Most children with autism show some symptoms of delayed development by the age of 18 months. If you think your child has signs and symptoms of autism, consult your doctor. Some behaviours which are abnormal and for which you should seek medical help include the following.
- Your child seems self-absorbed, appears to live in a private world or is oblivious to surroundings.
- Does not make friends with peers and prefers to play alone.
- Doesn't interact well with others and does not want to share experiences or emotions with you or other people (family and caregivers)
- Doesn’t uncommunicative (both verbal and non-verbal communication such as hand gestures, eye contact, and facial expression).
- Has difficulty in understanding meaning of even simple words and sentences.
- Has difficulty in speaking or using words correctly especially while communicating/talking with other people.
- Has bad temper tantrums.
- Does not like changes in routines or rituals and becomes disturbed at the slightest change in them.
- Does repetitive or compulsive actions such as rocking, spinning, banging or hand-flapping.
- As early diagnosis and intervention can improve prognosis experts recommend that babies or children should be evaluated for autism if they do not meet the following developmental milestones:
- Does not babble or coo by the time they are 1.
- Does not use hand gestures such as point, or wave at an object as an infant, by the time they are 1.

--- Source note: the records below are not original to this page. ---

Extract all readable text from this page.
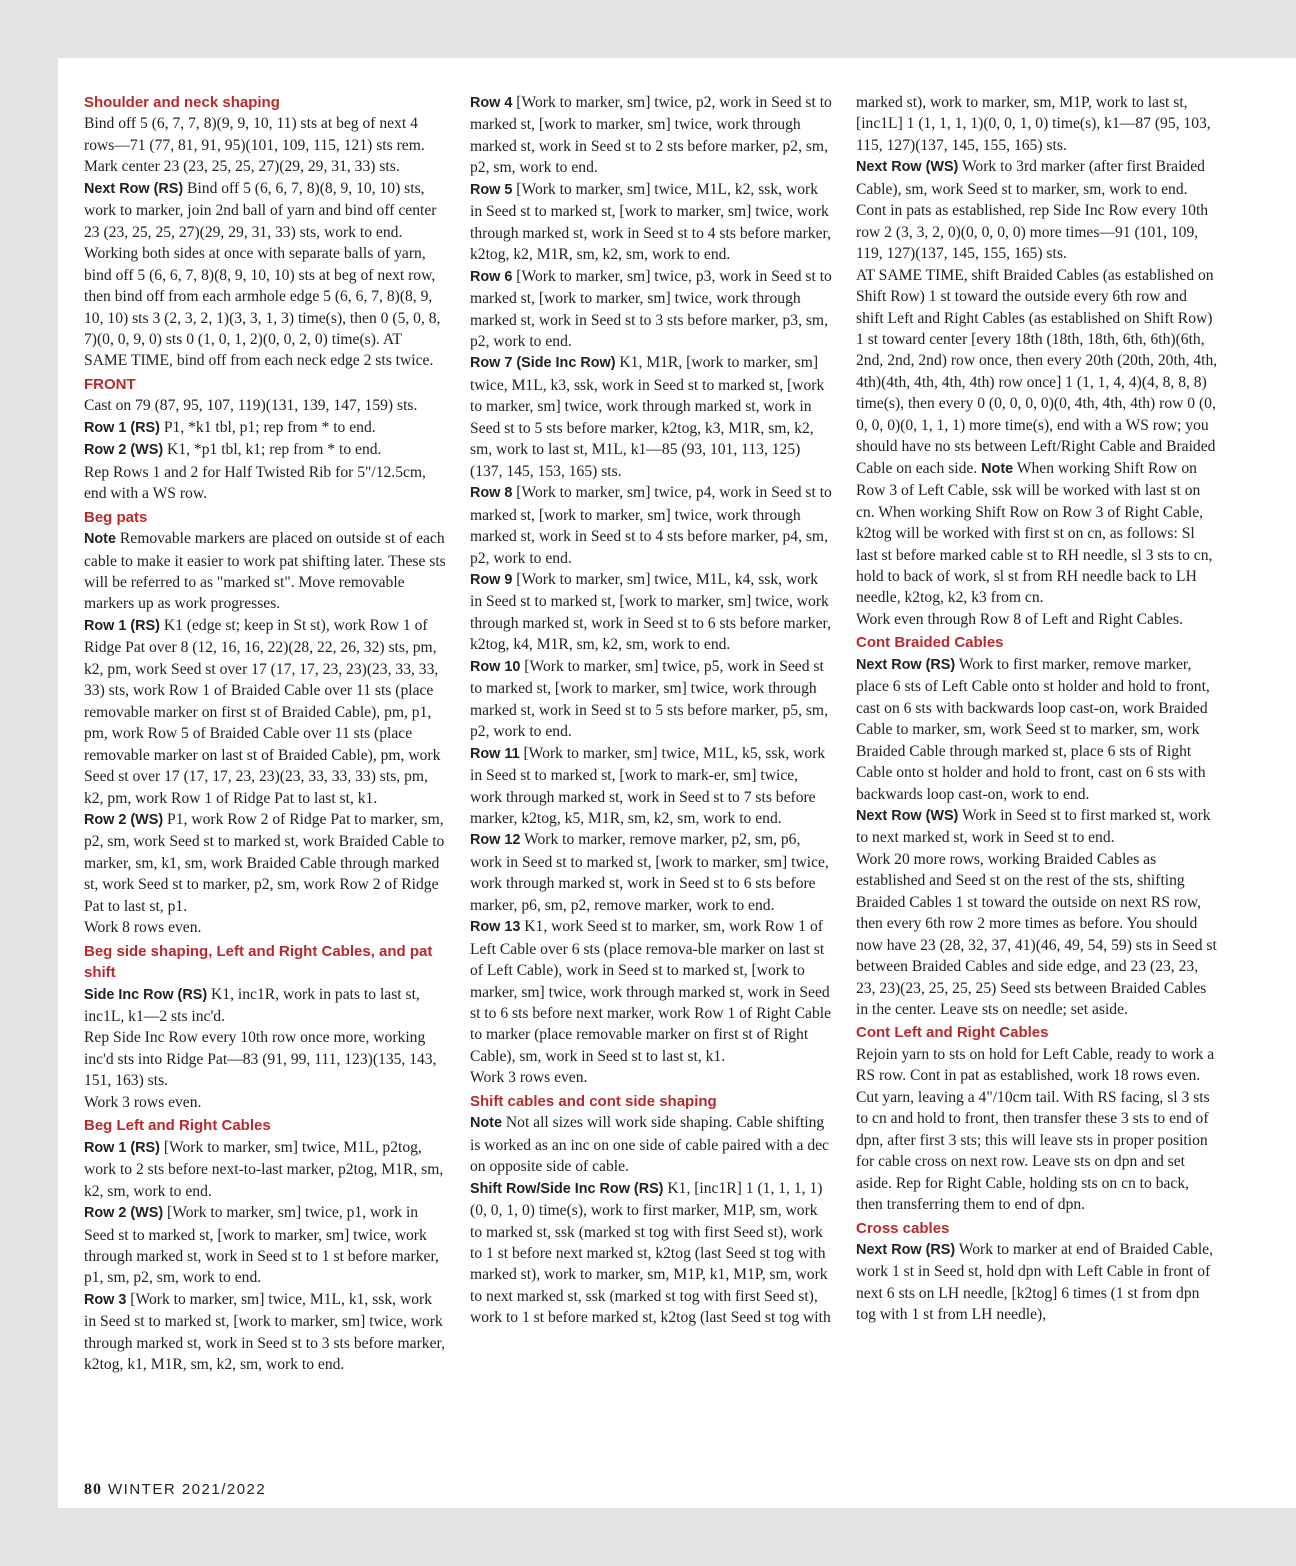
Shoulder and neck shaping

Bind off 5 (6, 7, 7, 8)(9, 9, 10, 11) sts at beg of next 4 rows—71 (77, 81, 91, 95)(101, 109, 115, 121) sts rem. Mark center 23 (23, 25, 25, 27)(29, 29, 31, 33) sts.

Next Row (RS) Bind off 5 (6, 6, 7, 8)(8, 9, 10, 10) sts, work to marker, join 2nd ball of yarn and bind off center 23 (23, 25, 25, 27)(29, 29, 31, 33) sts, work to end. Working both sides at once with separate balls of yarn, bind off 5 (6, 6, 7, 8)(8, 9, 10, 10) sts at beg of next row, then bind off from each armhole edge 5 (6, 6, 7, 8)(8, 9, 10, 10) sts 3 (2, 3, 2, 1)(3, 3, 1, 3) time(s), then 0 (5, 0, 8, 7)(0, 0, 9, 0) sts 0 (1, 0, 1, 2)(0, 0, 2, 0) time(s). AT SAME TIME, bind off from each neck edge 2 sts twice.

FRONT

Cast on 79 (87, 95, 107, 119)(131, 139, 147, 159) sts.

Row 1 (RS) P1, *k1 tbl, p1; rep from * to end.

Row 2 (WS) K1, *p1 tbl, k1; rep from * to end.

Rep Rows 1 and 2 for Half Twisted Rib for 5"/12.5cm, end with a WS row.

Beg pats

Note Removable markers are placed on outside st of each cable to make it easier to work pat shifting later. These sts will be referred to as "marked st". Move removable markers up as work progresses.

Row 1 (RS) K1 (edge st; keep in St st), work Row 1 of Ridge Pat over 8 (12, 16, 16, 22)(28, 22, 26, 32) sts, pm, k2, pm, work Seed st over 17 (17, 17, 23, 23)(23, 33, 33, 33) sts, work Row 1 of Braided Cable over 11 sts (place removable marker on first st of Braided Cable), pm, p1, pm, work Row 5 of Braided Cable over 11 sts (place removable marker on last st of Braided Cable), pm, work Seed st over 17 (17, 17, 23, 23)(23, 33, 33, 33) sts, pm, k2, pm, work Row 1 of Ridge Pat to last st, k1.

Row 2 (WS) P1, work Row 2 of Ridge Pat to marker, sm, p2, sm, work Seed st to marked st, work Braided Cable to marker, sm, k1, sm, work Braided Cable through marked st, work Seed st to marker, p2, sm, work Row 2 of Ridge Pat to last st, p1.

Work 8 rows even.

Beg side shaping, Left and Right Cables, and pat shift

Side Inc Row (RS) K1, inc1R, work in pats to last st, inc1L, k1—2 sts inc'd.

Rep Side Inc Row every 10th row once more, working inc'd sts into Ridge Pat—83 (91, 99, 111, 123)(135, 143, 151, 163) sts.

Work 3 rows even.

Beg Left and Right Cables

Row 1 (RS) [Work to marker, sm] twice, M1L, p2tog, work to 2 sts before next-to-last marker, p2tog, M1R, sm, k2, sm, work to end.

Row 2 (WS) [Work to marker, sm] twice, p1, work in Seed st to marked st, [work to marker, sm] twice, work through marked st, work in Seed st to 1 st before marker, p1, sm, p2, sm, work to end.

Row 3 [Work to marker, sm] twice, M1L, k1, ssk, work in Seed st to marked st, [work to marker, sm] twice, work through marked st, work in Seed st to 3 sts before marker, k2tog, k1, M1R, sm, k2, sm, work to end.

Row 4 [Work to marker, sm] twice, p2, work in Seed st to marked st, [work to marker, sm] twice, work through marked st, work in Seed st to 2 sts before marker, p2, sm, p2, sm, work to end.

Row 5 [Work to marker, sm] twice, M1L, k2, ssk, work in Seed st to marked st, [work to marker, sm] twice, work through marked st, work in Seed st to 4 sts before marker, k2tog, k2, M1R, sm, k2, sm, work to end.

Row 6 [Work to marker, sm] twice, p3, work in Seed st to marked st, [work to marker, sm] twice, work through marked st, work in Seed st to 3 sts before marker, p3, sm, p2, work to end.

Row 7 (Side Inc Row) K1, M1R, [work to marker, sm] twice, M1L, k3, ssk, work in Seed st to marked st, [work to marker, sm] twice, work through marked st, work in Seed st to 5 sts before marker, k2tog, k3, M1R, sm, k2, sm, work to last st, M1L, k1—85 (93, 101, 113, 125)(137, 145, 153, 165) sts.

Row 8 [Work to marker, sm] twice, p4, work in Seed st to marked st, [work to marker, sm] twice, work through marked st, work in Seed st to 4 sts before marker, p4, sm, p2, work to end.

Row 9 [Work to marker, sm] twice, M1L, k4, ssk, work in Seed st to marked st, [work to marker, sm] twice, work through marked st, work in Seed st to 6 sts before marker, k2tog, k4, M1R, sm, k2, sm, work to end.

Row 10 [Work to marker, sm] twice, p5, work in Seed st to marked st, [work to marker, sm] twice, work through marked st, work in Seed st to 5 sts before marker, p5, sm, p2, work to end.

Row 11 [Work to marker, sm] twice, M1L, k5, ssk, work in Seed st to marked st, [work to mark-er, sm] twice, work through marked st, work in Seed st to 7 sts before marker, k2tog, k5, M1R, sm, k2, sm, work to end.

Row 12 Work to marker, remove marker, p2, sm, p6, work in Seed st to marked st, [work to marker, sm] twice, work through marked st, work in Seed st to 6 sts before marker, p6, sm, p2, remove marker, work to end.

Row 13 K1, work Seed st to marker, sm, work Row 1 of Left Cable over 6 sts (place remova-ble marker on last st of Left Cable), work in Seed st to marked st, [work to marker, sm] twice, work through marked st, work in Seed st to 6 sts before next marker, work Row 1 of Right Cable to marker (place removable marker on first st of Right Cable), sm, work in Seed st to last st, k1.

Work 3 rows even.

Shift cables and cont side shaping

Note Not all sizes will work side shaping. Cable shifting is worked as an inc on one side of cable paired with a dec on opposite side of cable.

Shift Row/Side Inc Row (RS) K1, [inc1R] 1 (1, 1, 1, 1)(0, 0, 1, 0) time(s), work to first marker, M1P, sm, work to marked st, ssk (marked st tog with first Seed st), work to 1 st before next marked st, k2tog (last Seed st tog with marked st), work to marker, sm, M1P, k1, M1P, sm, work to next marked st, ssk (marked st tog with first Seed st), work to 1 st before marked st, k2tog (last Seed st tog with

marked st), work to marker, sm, M1P, work to last st, [inc1L] 1 (1, 1, 1, 1)(0, 0, 1, 0) time(s), k1—87 (95, 103, 115, 127)(137, 145, 155, 165) sts.

Next Row (WS) Work to 3rd marker (after first Braided Cable), sm, work Seed st to marker, sm, work to end.

Cont in pats as established, rep Side Inc Row every 10th row 2 (3, 3, 2, 0)(0, 0, 0, 0) more times—91 (101, 109, 119, 127)(137, 145, 155, 165) sts.

AT SAME TIME, shift Braided Cables (as established on Shift Row) 1 st toward the outside every 6th row and shift Left and Right Cables (as established on Shift Row) 1 st toward center [every 18th (18th, 18th, 6th, 6th)(6th, 2nd, 2nd, 2nd) row once, then every 20th (20th, 20th, 4th, 4th)(4th, 4th, 4th, 4th) row once] 1 (1, 1, 4, 4)(4, 8, 8, 8) time(s), then every 0 (0, 0, 0, 0)(0, 4th, 4th, 4th) row 0 (0, 0, 0, 0)(0, 1, 1, 1) more time(s), end with a WS row; you should have no sts between Left/Right Cable and Braided Cable on each side. Note When working Shift Row on Row 3 of Left Cable, ssk will be worked with last st on cn. When working Shift Row on Row 3 of Right Cable, k2tog will be worked with first st on cn, as follows: Sl last st before marked cable st to RH needle, sl 3 sts to cn, hold to back of work, sl st from RH needle back to LH needle, k2tog, k2, k3 from cn.

Work even through Row 8 of Left and Right Cables.

Cont Braided Cables

Next Row (RS) Work to first marker, remove marker, place 6 sts of Left Cable onto st holder and hold to front, cast on 6 sts with backwards loop cast-on, work Braided Cable to marker, sm, work Seed st to marker, sm, work Braided Cable through marked st, place 6 sts of Right Cable onto st holder and hold to front, cast on 6 sts with backwards loop cast-on, work to end.

Next Row (WS) Work in Seed st to first marked st, work to next marked st, work in Seed st to end.

Work 20 more rows, working Braided Cables as established and Seed st on the rest of the sts, shifting Braided Cables 1 st toward the outside on next RS row, then every 6th row 2 more times as before. You should now have 23 (28, 32, 37, 41)(46, 49, 54, 59) sts in Seed st between Braided Cables and side edge, and 23 (23, 23, 23, 23)(23, 25, 25, 25) Seed sts between Braided Cables in the center. Leave sts on needle; set aside.

Cont Left and Right Cables

Rejoin yarn to sts on hold for Left Cable, ready to work a RS row. Cont in pat as established, work 18 rows even. Cut yarn, leaving a 4"/10cm tail. With RS facing, sl 3 sts to cn and hold to front, then transfer these 3 sts to end of dpn, after first 3 sts; this will leave sts in proper position for cable cross on next row. Leave sts on dpn and set aside. Rep for Right Cable, holding sts on cn to back, then transferring them to end of dpn.

Cross cables

Next Row (RS) Work to marker at end of Braided Cable, work 1 st in Seed st, hold dpn with Left Cable in front of next 6 sts on LH needle, [k2tog] 6 times (1 st from dpn tog with 1 st from LH needle),

80 WINTER 2021/2022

- Does not speak a single word when 16 months old.
- Does not speak in 2-word phrase by the time he is 2.
- Has any loss of language or social skills at any age.
If you think your child’s development is delayed and even one of these statements is true consult your doctor rather than “wait and watch." Most children are diagnosed with autism at about 4 to 6 years age. Your child may not have autism but any kind of development delay or abnormal development should be addressed. Note that early diagnosis of autism preferably before age 3 (or for that matter any development problem) can improve the prognosis.